Total vacancy in both properties “is just shy of 15 per cent,” Léonard says. That compares to an overall occupancy rate in its 67 properties of “slightly north of 90 per cent.”
The Laval properties are near the city’s courthouse and the CF Carrefour Laval shopping mall and are in an area seeing a substantial amount of construction, “so it creates an environment that is very sustainable on a long-term basis.”
Léonard says the acquisition of the Laval office buildings is in line with its positioning for the last 18 months to sell properties in smaller markets in order to buy properties in larger markets. The REIT is exiting secondary markets in order to concentrate on the Greater Montreal, Quebec City and Ottawa areas.
BTB recently sold properties in Sherbrooke and Drummondville, Que., and has about four more properties to sell in smaller markets.
Three target markets
Léonard would like to increase BTB’s holdings in Ottawa but says it is difficult to do so because prices are high.
Montreal, on the other hand, “is very buoyant” and “a great market for all classes,” he says. “We haven’t seen this in a long, long time. We were in the penalty box for quite a while in Montreal, and then all of a sudden it seems that we’re out of the penalty box.”
Quebec City is very stable and is worth investing in although the ability to increase rents in the city is not as high as it is in Montreal. However, many of the tenants in BTB’s Quebec City-area properties tend to be “a little bit of the Who’s Who in the province of Quebec, so that helps us greatly.”
Léonard says BTB is opportunistic when it comes to acquisitions and is looking at all asset classes.
“Because we want to conclude on acquisitions that are accretive, we cannot have a policy to say, ‘Well, this year we’re only going to buy industrial properties,’ because industrial properties are difficult to purchase these days because of their cap rates.”
Across BTB’s properties, “we should see a better same property NOI (net operating income) over the course of 2019, so that’s very, very positive.”

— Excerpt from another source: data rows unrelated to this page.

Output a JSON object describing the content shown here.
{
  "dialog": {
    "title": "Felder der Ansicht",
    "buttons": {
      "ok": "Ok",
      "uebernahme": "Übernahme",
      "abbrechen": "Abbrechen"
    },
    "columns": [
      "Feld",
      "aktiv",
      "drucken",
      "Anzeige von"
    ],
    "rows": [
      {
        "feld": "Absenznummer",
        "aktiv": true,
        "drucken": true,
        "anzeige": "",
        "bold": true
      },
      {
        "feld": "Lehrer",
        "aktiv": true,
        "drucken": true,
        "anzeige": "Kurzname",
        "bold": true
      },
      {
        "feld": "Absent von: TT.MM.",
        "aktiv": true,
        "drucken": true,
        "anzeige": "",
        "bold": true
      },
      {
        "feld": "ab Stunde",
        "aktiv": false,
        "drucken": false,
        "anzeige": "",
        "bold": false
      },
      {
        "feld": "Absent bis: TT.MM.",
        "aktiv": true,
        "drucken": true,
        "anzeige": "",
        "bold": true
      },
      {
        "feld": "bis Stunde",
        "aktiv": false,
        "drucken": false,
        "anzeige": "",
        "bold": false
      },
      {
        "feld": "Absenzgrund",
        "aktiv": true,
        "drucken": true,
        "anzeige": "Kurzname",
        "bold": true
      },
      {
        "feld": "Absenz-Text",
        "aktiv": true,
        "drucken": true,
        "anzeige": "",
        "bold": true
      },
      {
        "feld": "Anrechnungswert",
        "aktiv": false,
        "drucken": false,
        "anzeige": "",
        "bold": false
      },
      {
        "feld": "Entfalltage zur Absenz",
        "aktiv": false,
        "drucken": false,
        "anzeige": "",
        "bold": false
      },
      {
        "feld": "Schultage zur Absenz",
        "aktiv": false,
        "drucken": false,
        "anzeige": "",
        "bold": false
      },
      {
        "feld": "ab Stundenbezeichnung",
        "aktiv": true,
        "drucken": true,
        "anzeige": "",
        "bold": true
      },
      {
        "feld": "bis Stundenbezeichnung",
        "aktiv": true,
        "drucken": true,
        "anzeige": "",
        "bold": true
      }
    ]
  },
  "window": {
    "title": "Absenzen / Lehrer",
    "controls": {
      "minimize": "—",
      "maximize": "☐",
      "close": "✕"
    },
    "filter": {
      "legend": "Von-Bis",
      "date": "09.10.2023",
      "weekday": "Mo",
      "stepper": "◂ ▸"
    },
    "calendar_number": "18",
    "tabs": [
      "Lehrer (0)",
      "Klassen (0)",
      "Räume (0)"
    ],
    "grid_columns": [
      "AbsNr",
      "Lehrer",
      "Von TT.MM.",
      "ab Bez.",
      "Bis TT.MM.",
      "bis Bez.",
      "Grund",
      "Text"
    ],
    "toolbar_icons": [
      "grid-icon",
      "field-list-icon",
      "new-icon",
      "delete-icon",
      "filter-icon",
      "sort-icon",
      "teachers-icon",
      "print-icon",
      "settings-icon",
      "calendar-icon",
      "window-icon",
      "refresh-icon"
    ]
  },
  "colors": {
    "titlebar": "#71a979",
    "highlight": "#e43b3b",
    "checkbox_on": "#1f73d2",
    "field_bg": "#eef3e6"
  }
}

He says some REITs are divesting themselves of certain properties “and we’re definitely on their radar as buyers for those” as a way to increase BTB’s asset value.

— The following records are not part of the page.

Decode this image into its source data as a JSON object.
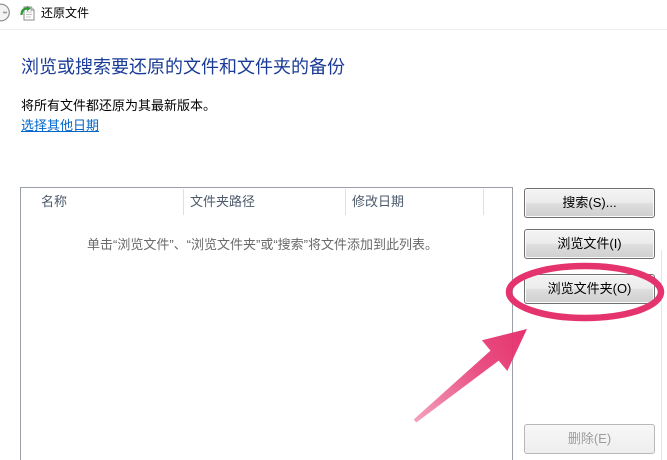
{
  "window": {
    "title": "还原文件"
  },
  "icons": {
    "back": "back-arrow-icon",
    "app": "restore-files-icon"
  },
  "main": {
    "instruction": "浏览或搜索要还原的文件和文件夹的备份",
    "description": "将所有文件都还原为其最新版本。",
    "choose_date_link": "选择其他日期"
  },
  "file_list": {
    "columns": [
      "名称",
      "文件夹路径",
      "修改日期"
    ],
    "empty_text": "单击“浏览文件”、“浏览文件夹”或“搜索”将文件添加到此列表。"
  },
  "buttons": {
    "search": {
      "label": "搜索(S)...",
      "enabled": true
    },
    "browse_files": {
      "label": "浏览文件(I)",
      "enabled": true
    },
    "browse_folders": {
      "label": "浏览文件夹(O)",
      "enabled": true
    },
    "remove": {
      "label": "删除(E)",
      "enabled": false
    }
  },
  "annotation": {
    "color": "#e5336e"
  },
  "colors": {
    "instruction_text": "#1a3c96",
    "link_text": "#0066cc",
    "disabled_text": "#9c9c9c"
  }
}
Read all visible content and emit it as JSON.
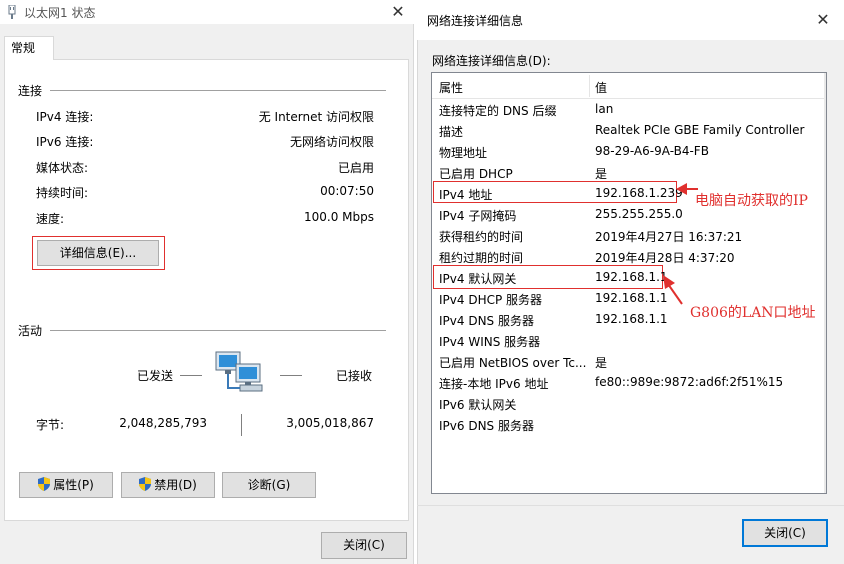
{
  "left_window": {
    "title": "以太网1 状态",
    "tab": "常规",
    "connection": {
      "heading": "连接",
      "rows": [
        {
          "label": "IPv4 连接:",
          "value": "无 Internet 访问权限"
        },
        {
          "label": "IPv6 连接:",
          "value": "无网络访问权限"
        },
        {
          "label": "媒体状态:",
          "value": "已启用"
        },
        {
          "label": "持续时间:",
          "value": "00:07:50"
        },
        {
          "label": "速度:",
          "value": "100.0 Mbps"
        }
      ],
      "details_button": "详细信息(E)..."
    },
    "activity": {
      "heading": "活动",
      "sent_label": "已发送",
      "received_label": "已接收",
      "bytes_label": "字节:",
      "bytes_sent": "2,048,285,793",
      "bytes_received": "3,005,018,867"
    },
    "buttons": {
      "properties": "属性(P)",
      "disable": "禁用(D)",
      "diagnose": "诊断(G)",
      "close": "关闭(C)"
    }
  },
  "right_window": {
    "title": "网络连接详细信息",
    "caption": "网络连接详细信息(D):",
    "columns": [
      "属性",
      "值"
    ],
    "rows": [
      {
        "property": "连接特定的 DNS 后缀",
        "value": "lan"
      },
      {
        "property": "描述",
        "value": "Realtek PCIe GBE Family Controller"
      },
      {
        "property": "物理地址",
        "value": "98-29-A6-9A-B4-FB"
      },
      {
        "property": "已启用 DHCP",
        "value": "是"
      },
      {
        "property": "IPv4 地址",
        "value": "192.168.1.239"
      },
      {
        "property": "IPv4 子网掩码",
        "value": "255.255.255.0"
      },
      {
        "property": "获得租约的时间",
        "value": "2019年4月27日 16:37:21"
      },
      {
        "property": "租约过期的时间",
        "value": "2019年4月28日 4:37:20"
      },
      {
        "property": "IPv4 默认网关",
        "value": "192.168.1.1"
      },
      {
        "property": "IPv4 DHCP 服务器",
        "value": "192.168.1.1"
      },
      {
        "property": "IPv4 DNS 服务器",
        "value": "192.168.1.1"
      },
      {
        "property": "IPv4 WINS 服务器",
        "value": ""
      },
      {
        "property": "已启用 NetBIOS over Tc...",
        "value": "是"
      },
      {
        "property": "连接-本地 IPv6 地址",
        "value": "fe80::989e:9872:ad6f:2f51%15"
      },
      {
        "property": "IPv6 默认网关",
        "value": ""
      },
      {
        "property": "IPv6 DNS 服务器",
        "value": ""
      }
    ],
    "close_button": "关闭(C)"
  },
  "annotations": {
    "ip_note": "电脑自动获取的IP",
    "gateway_note": "G806的LAN口地址",
    "color": "#e0302e"
  }
}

Laval properties “non-core” to Sun Life
The acquisition of the former Sun Life-owned buildings in Laval illustrates that approach, he notes. Sun Life has decided to sell non-core properties and increase its concentration on downtown areas.
“We’re a natural buyer – non-core properties to them (are) core properties to us,” Léonard says.
BTB also considered buying the 11 Quebec retail properties which had been put on to the market in 2018 by Partners REIT (PAR-UN-T) (in early January, Partners subsequently announced an agreement to sell the properties to an unnamed buyer). However, “the prices they were able to glean from these transactions were too high for us. We couldn’t compete at those levels of cap rates.”
BTB’s stock market performance of late has been “lousy,” he admits. “I don’t think there’s another word for it. I’ve yet to speak with a CFO or CEO that was happy with his stock price.”
As with other REITs, BTB was hit hard late last year by turbulent markets. The share price closed at $4.11 on Dec. 31, 2018 though it did recover somewhat, opening at $4.49 on Jan. 11. Over the past few years, the stock has generally traded between about $4.50 and $4.90.
“The timing for the stock price in the last month of last year was horrible, and basically we went down to a level we haven’t seen in eight years, but it recovered nicely at the beginning of this year and hopefully it will continue,” Léonard says. “It’s not fun for anybody.”